SAN SEBASTIAN — Spanish arthouse producer-distributor Wanda Films has taken all Spanish rights to Danis Tanovic’s war drama “Cirkus Columbia,” which played in the San Sebastian Film Festival’s Zabaltegi-Pearls section.
Deal was closed at San Sebastian by Wanda CEO Jose Maria Morales with sales company Match Factory’s managing director Michael Webber.
Wanda is also handling Spanish distribution rights to Judith Colell and Jordi Cadena’s rape drama “Elisa K,” a San Sebastian Competition player sold internationally by Imagina Intl. Sales.
In further San Sebastian trading, Adolfo Blanco’s new arthouse distrib A Contracorriente Films inked all rights to Rodrigo Grande’s Argentine comedy “A Matter of Principles,” toplining Federico Luppi, Norma Aleandro and Pablo Echarri.
The acquisition was negotiated with Madrid-based sales agent Urban Films, which also pacted at the fest with Miami-based Venevision Intl.
Venevision closed U.S. DVD, video-on-demand, pay and free-to-air TV rights to Jesus Mora docudrama “Villa Tranquila,” a Spain-Argentina co-production sold by Urban.
Pacts were part of a small clutch of deals put through at the San Sebastian festival this year. If business was slow, however, there’s one very good reason for that.
It’s not just soccer. Spain near rules the world in the toughness of its movie market. Only the U.S. and Japan are as difficult to sell to. And sales to Spain drives much of the trading at San Sebastian, as deals for Italy does at Venice.
“Spain’s market faces a large degree of uncertainty,” said Wanda’s Jose Maria Morales. “On the one hand, it’s ravaged by piracy. On the other, there’s little visibility on RTVE financing model.”
The jury’s still out, for example, as to whether Spanish telcos will be forced to stump up part of RTVE’s budget.
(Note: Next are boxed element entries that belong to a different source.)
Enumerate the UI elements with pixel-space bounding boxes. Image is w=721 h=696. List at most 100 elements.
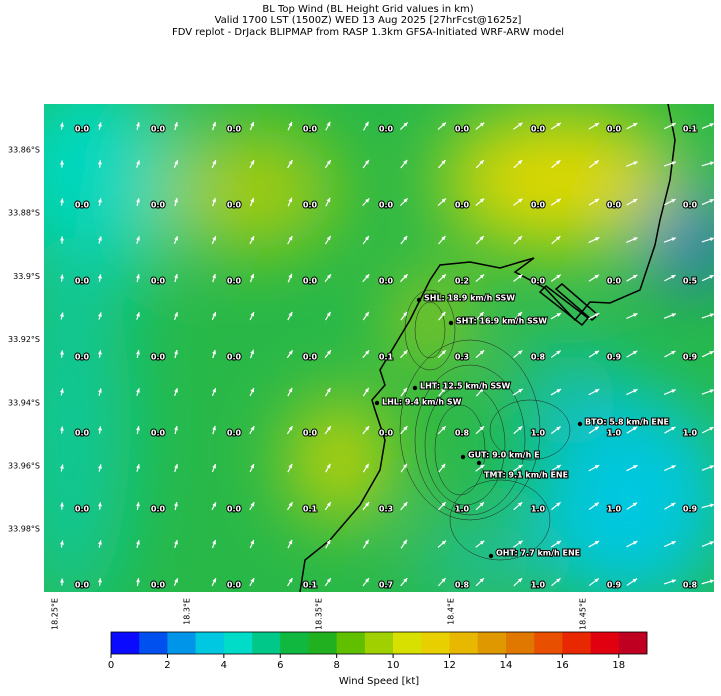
grid-value: 0.0: [151, 353, 166, 362]
colorbar-segment: [619, 632, 648, 654]
station-marker: [461, 455, 465, 459]
grid-value: 0.2: [455, 277, 469, 286]
grid-value: 0.8: [455, 429, 470, 438]
station-label: BTO: 5.8 km/h ENE: [585, 418, 669, 427]
colorbar-tick-label: 12: [443, 660, 456, 671]
station-marker: [417, 298, 421, 302]
grid-value: 0.0: [607, 125, 622, 134]
colorbar-tick-label: 0: [108, 660, 114, 671]
grid-value: 0.0: [227, 353, 242, 362]
colorbar-tick-label: 14: [500, 660, 513, 671]
grid-value: 0.7: [379, 581, 393, 590]
grid-value: 0.8: [531, 353, 546, 362]
lon-label: 18.3°E: [183, 598, 192, 625]
colorbar-segment: [111, 632, 140, 654]
grid-value: 0.0: [379, 277, 394, 286]
colorbar-tick-label: 2: [164, 660, 170, 671]
colorbar-tick-label: 6: [277, 660, 283, 671]
grid-value: 1.0: [531, 429, 546, 438]
colorbar-segment: [421, 632, 450, 654]
station-marker: [449, 321, 453, 325]
grid-value: 0.0: [227, 581, 242, 590]
title-line: Valid 1700 LST (1500Z) WED 13 Aug 2025 […: [215, 15, 522, 26]
colorbar-segment: [506, 632, 535, 654]
station-marker: [477, 461, 481, 465]
station-label: LHT: 12.5 km/h SSW: [420, 382, 511, 391]
grid-value: 1.0: [531, 581, 546, 590]
colorbar-segment: [393, 632, 422, 654]
grid-value: 0.0: [607, 277, 622, 286]
grid-value: 0.8: [683, 581, 698, 590]
grid-value: 0.0: [151, 125, 166, 134]
colorbar-tick-label: 16: [556, 660, 569, 671]
lon-label: 18.45°E: [579, 598, 588, 630]
grid-value: 0.0: [379, 429, 394, 438]
grid-value: 0.0: [303, 429, 318, 438]
colorbar-segment: [591, 632, 620, 654]
colorbar-segment: [450, 632, 479, 654]
colorbar: 0 2 4 6 8 10 12 14 16 18: [108, 632, 647, 671]
grid-value: 0.0: [151, 429, 166, 438]
lat-label: 33.94°S: [8, 398, 40, 407]
grid-value: 0.1: [683, 125, 698, 134]
grid-value: 0.3: [455, 353, 469, 362]
colorbar-tick-label: 10: [387, 660, 400, 671]
station-label: OHT: 7.7 km/h ENE: [496, 549, 580, 558]
station-label: TMT: 9.1 km/h ENE: [484, 471, 568, 480]
lon-label: 18.4°E: [447, 598, 456, 625]
grid-value: 0.0: [455, 125, 470, 134]
colorbar-tick-label: 18: [612, 660, 625, 671]
grid-value: 0.5: [683, 277, 698, 286]
colorbar-label: Wind Speed [kt]: [339, 676, 419, 687]
grid-value: 0.1: [303, 505, 318, 514]
station-marker: [413, 386, 417, 390]
station-label: GUT: 9.0 km/h E: [468, 451, 540, 460]
grid-value: 1.0: [531, 505, 546, 514]
grid-value: 1.0: [607, 429, 622, 438]
colorbar-segment: [167, 632, 196, 654]
colorbar-tick-label: 8: [333, 660, 339, 671]
station-label: LHL: 9.4 km/h SW: [382, 398, 462, 407]
grid-value: 0.0: [75, 125, 90, 134]
title-line: BL Top Wind (BL Height Grid values in km…: [262, 4, 473, 15]
grid-value: 0.0: [303, 125, 318, 134]
grid-value: 0.0: [303, 201, 318, 210]
grid-value: 0.0: [151, 201, 166, 210]
grid-value: 0.0: [531, 125, 546, 134]
grid-value: 0.8: [455, 581, 470, 590]
grid-value: 0.0: [75, 429, 90, 438]
grid-value: 0.0: [455, 201, 470, 210]
title-line: FDV replot - DrJack BLIPMAP from RASP 1.…: [172, 27, 564, 38]
grid-value: 0.0: [227, 125, 242, 134]
grid-value: 0.0: [303, 353, 318, 362]
colorbar-segment: [252, 632, 281, 654]
grid-value: 0.0: [303, 277, 318, 286]
colorbar-segment: [534, 632, 563, 654]
colorbar-segment: [337, 632, 366, 654]
grid-value: 0.0: [227, 429, 242, 438]
colorbar-tick-label: 4: [221, 660, 227, 671]
colorbar-segment: [308, 632, 337, 654]
grid-value: 0.0: [379, 201, 394, 210]
grid-value: 0.0: [75, 505, 90, 514]
colorbar-segment: [196, 632, 225, 654]
grid-value: 0.9: [607, 353, 622, 362]
station-marker: [578, 422, 582, 426]
station-label: SHL: 18.9 km/h SSW: [424, 294, 515, 303]
grid-value: 0.1: [303, 581, 318, 590]
grid-value: 0.1: [379, 353, 394, 362]
grid-value: 0.0: [75, 581, 90, 590]
grid-value: 1.0: [683, 429, 698, 438]
lon-label: 18.25°E: [51, 598, 60, 630]
station-label: SHT: 16.9 km/h SSW: [456, 317, 547, 326]
grid-value: 0.0: [151, 277, 166, 286]
grid-value: 0.0: [151, 505, 166, 514]
map-field: 0.0 0.0 0.0 0.0 0.0 0.0 0.0 0.0 0.1 0.0 0.0 0.0 0.0 0…: [0, 70, 721, 620]
lat-label: 33.9°S: [13, 272, 40, 281]
grid-value: 0.0: [227, 277, 242, 286]
grid-value: 0.0: [75, 353, 90, 362]
grid-value: 0.0: [227, 201, 242, 210]
station-marker: [489, 554, 493, 558]
station-marker: [375, 401, 379, 405]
Anecdotally, San Sebastian looked to have seen traffic — in hotels, restaurants and parties — and the trading mood has been calm to cautious.
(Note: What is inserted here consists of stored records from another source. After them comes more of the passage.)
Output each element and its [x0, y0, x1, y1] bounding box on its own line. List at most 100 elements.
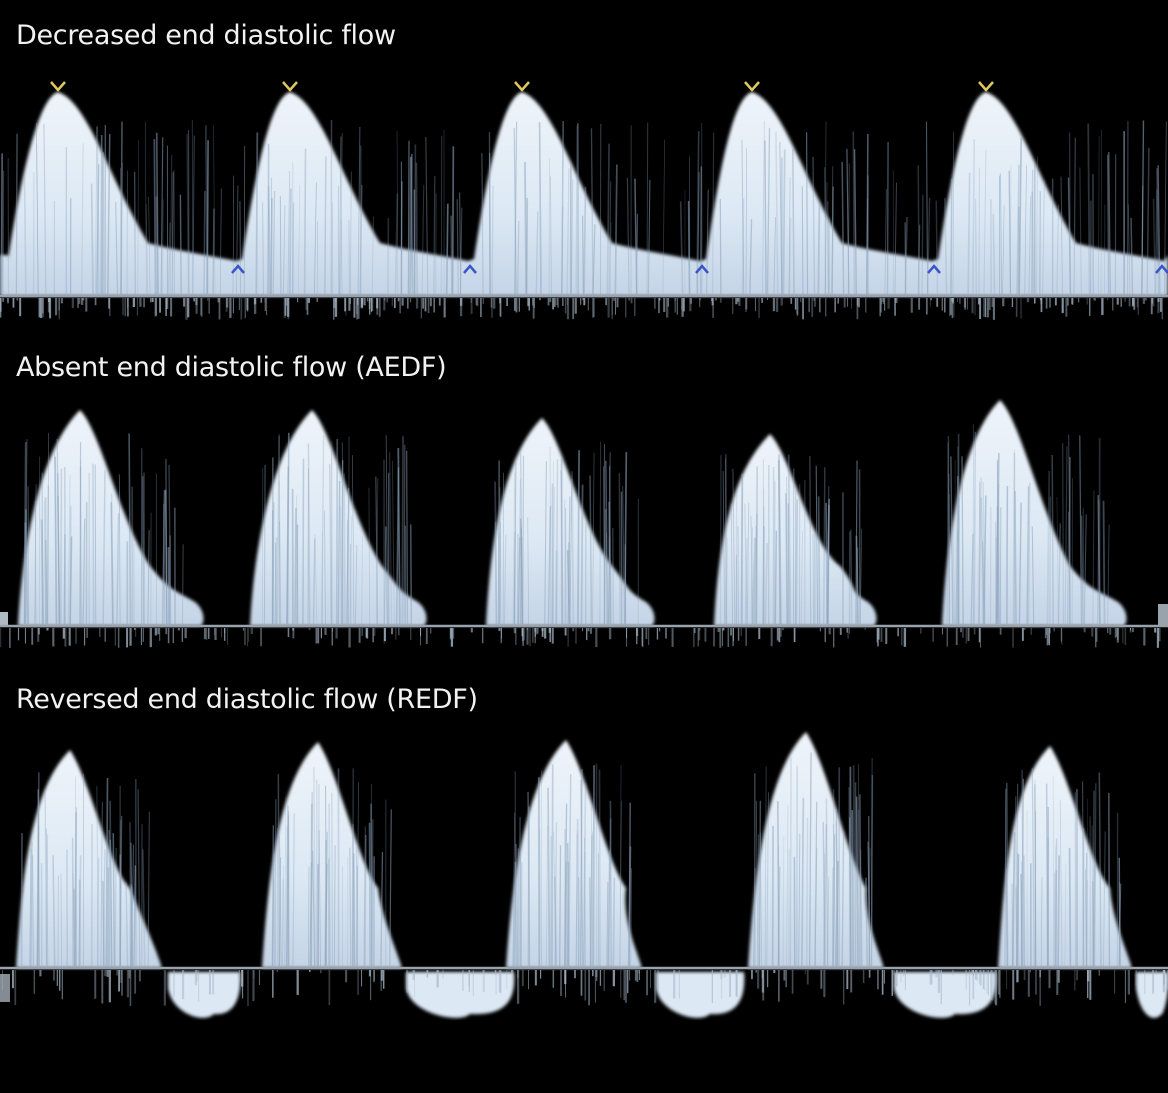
spectral-streak — [408, 156, 412, 295]
spectral-streak — [788, 177, 791, 295]
spectral-streak — [298, 185, 301, 295]
spectral-streak — [1068, 847, 1072, 967]
spectral-streak — [588, 877, 592, 967]
spectral-streak — [831, 166, 834, 295]
spectral-streak — [115, 202, 118, 295]
spectral-streak — [517, 537, 521, 625]
spectral-streak — [852, 131, 856, 295]
spectral-streak — [324, 156, 327, 295]
spectral-streak — [917, 224, 921, 295]
spectral-streak — [267, 186, 271, 295]
spectral-streak — [112, 833, 116, 967]
spectral-streak — [331, 202, 334, 295]
spectral-streak — [164, 489, 168, 625]
spectral-streak — [356, 782, 359, 967]
spectral-streak — [999, 507, 1002, 625]
spectral-streak — [502, 472, 504, 625]
spectral-streak — [775, 131, 779, 295]
spectral-streak — [37, 789, 40, 967]
spectral-streak — [847, 163, 850, 295]
spectral-streak — [774, 530, 778, 625]
spectral-streak — [696, 131, 700, 295]
spectral-streak — [255, 132, 259, 295]
reversed-diastolic-lobe — [656, 972, 745, 1018]
panel-title: Reversed end diastolic flow (REDF) — [16, 684, 478, 715]
spectral-streak — [1057, 855, 1061, 967]
spectral-streak — [741, 198, 745, 295]
spectral-streak — [1102, 831, 1106, 967]
spectral-streak — [303, 148, 307, 295]
spectral-streak — [634, 178, 638, 295]
spectral-streak — [401, 436, 404, 625]
spectral-streak — [992, 213, 996, 295]
spectral-streak — [1107, 524, 1110, 625]
spectral-streak — [383, 526, 387, 625]
spectral-streak — [102, 469, 106, 625]
spectral-streak — [395, 467, 400, 625]
spectral-streak — [798, 833, 801, 967]
spectral-streak — [164, 489, 168, 625]
spectral-streak — [349, 515, 353, 625]
spectral-streak — [203, 191, 206, 295]
spectral-streak — [777, 866, 781, 967]
spectral-streak — [598, 769, 601, 967]
spectral-streak — [337, 480, 341, 625]
spectral-streak — [131, 844, 135, 967]
spectral-streak — [946, 436, 950, 625]
spectral-streak — [1014, 490, 1017, 625]
spectral-streak — [608, 465, 612, 625]
spectral-streak — [764, 766, 767, 967]
spectral-streak — [749, 219, 753, 295]
systolic-peak — [942, 400, 1127, 626]
spectral-streak — [777, 460, 781, 625]
spectral-streak — [579, 769, 583, 967]
spectral-streak — [745, 148, 747, 295]
spectral-streak — [947, 442, 950, 625]
spectral-streak — [1054, 838, 1058, 967]
spectral-streak — [181, 544, 184, 625]
spectral-streak — [590, 128, 594, 295]
spectral-streak — [341, 460, 344, 625]
spectral-streak — [130, 884, 133, 967]
spectral-streak — [789, 757, 792, 967]
spectral-streak — [857, 764, 861, 967]
spectral-streak — [94, 464, 97, 625]
spectral-streak — [1108, 792, 1111, 967]
spectral-streak — [917, 165, 920, 295]
spectral-streak — [456, 199, 459, 295]
spectral-streak — [1002, 205, 1005, 295]
spectral-streak — [808, 752, 812, 967]
spectral-streak — [841, 831, 845, 967]
spectral-streak — [599, 441, 602, 625]
spectral-streak — [549, 446, 552, 625]
spectral-streak — [809, 456, 812, 625]
spectral-streak — [1102, 500, 1106, 625]
spectral-streak — [161, 490, 166, 625]
spectral-streak — [1039, 190, 1042, 295]
spectral-streak — [1154, 189, 1158, 295]
spectral-streak — [282, 205, 286, 295]
peak-systolic-marker — [282, 81, 298, 92]
spectral-streak — [1100, 129, 1102, 295]
spectral-streak — [118, 474, 121, 625]
spectral-streak — [277, 774, 280, 967]
spectral-streak — [1082, 507, 1085, 625]
spectral-streak — [851, 810, 854, 967]
spectral-streak — [1127, 204, 1131, 295]
spectral-streak — [274, 542, 277, 625]
spectral-streak — [1064, 446, 1068, 625]
peak-systolic-marker — [744, 81, 760, 92]
spectral-streak — [545, 825, 549, 967]
spectral-streak — [762, 120, 765, 295]
spectral-streak — [368, 822, 371, 967]
spectral-streak — [284, 796, 287, 967]
spectral-streak — [212, 208, 215, 295]
systolic-peak — [506, 740, 642, 968]
spectral-streak — [31, 855, 35, 967]
spectral-streak — [173, 170, 176, 295]
spectral-streak — [389, 452, 393, 625]
spectral-streak — [547, 506, 552, 625]
spectral-streak — [352, 768, 354, 967]
spectral-streak — [592, 224, 596, 295]
spectral-streak — [375, 476, 379, 625]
That’s not to say that there wasn’t a significant business presence at San Sebastian.
The Basque festival hardly boasts Toronto’s massed distributor presence.
But, as in recent years, its international sales agents contingent proved larger than Venice’s. This year, Wild Bunch, Fortissimo, Match Factory, MK2, Rezo, Elle Driver, Funny Balloons, Coproduction Office, U Media, Beta and Finecut all sailed into town, among multiple agents.
Also, with some of San Sebastian’s best-received films playing late in the running, a considerable amount of business looks set to go down after the market.
U Media is now fielding interest from French distributors on Colombian drama “The Colors of the Mountain,” said U Media’s Virginie Devesa. World preeming to acclaim Thursday, Carlos Cesar Arbelaez’s debut is placed second behind Diego Luna’s “Abel” in the Euskatel Youth Award voting, a key sign of audience appeal.
Magnet Releasing acquired “I Saw the Devil” at Toronto for North America. At San Sebastian, Finecut’s Youngjoo Suh said she was now negotiating Germany and Latin America sales.
Sales traction also looks likely on Agusti Villaronga’s Beta-sold “Black Bread,” the best received of Competition films in a Spanish critics’ chart published by regional newspaper El Diario Vasco.
Films in Progress fielded a strong lineup, with reports of sales agents circling some of its more mainstream propositions, such as Mexico’s “Asalto al cine” and Colombia’s “Todos tus muertos.”
“There were interesting titles in the section and some might see sales,” said MK2’s Dorothee Pfistner.
Fest runs Sept. 17-25.
Emilio Mayorga contributed to this article.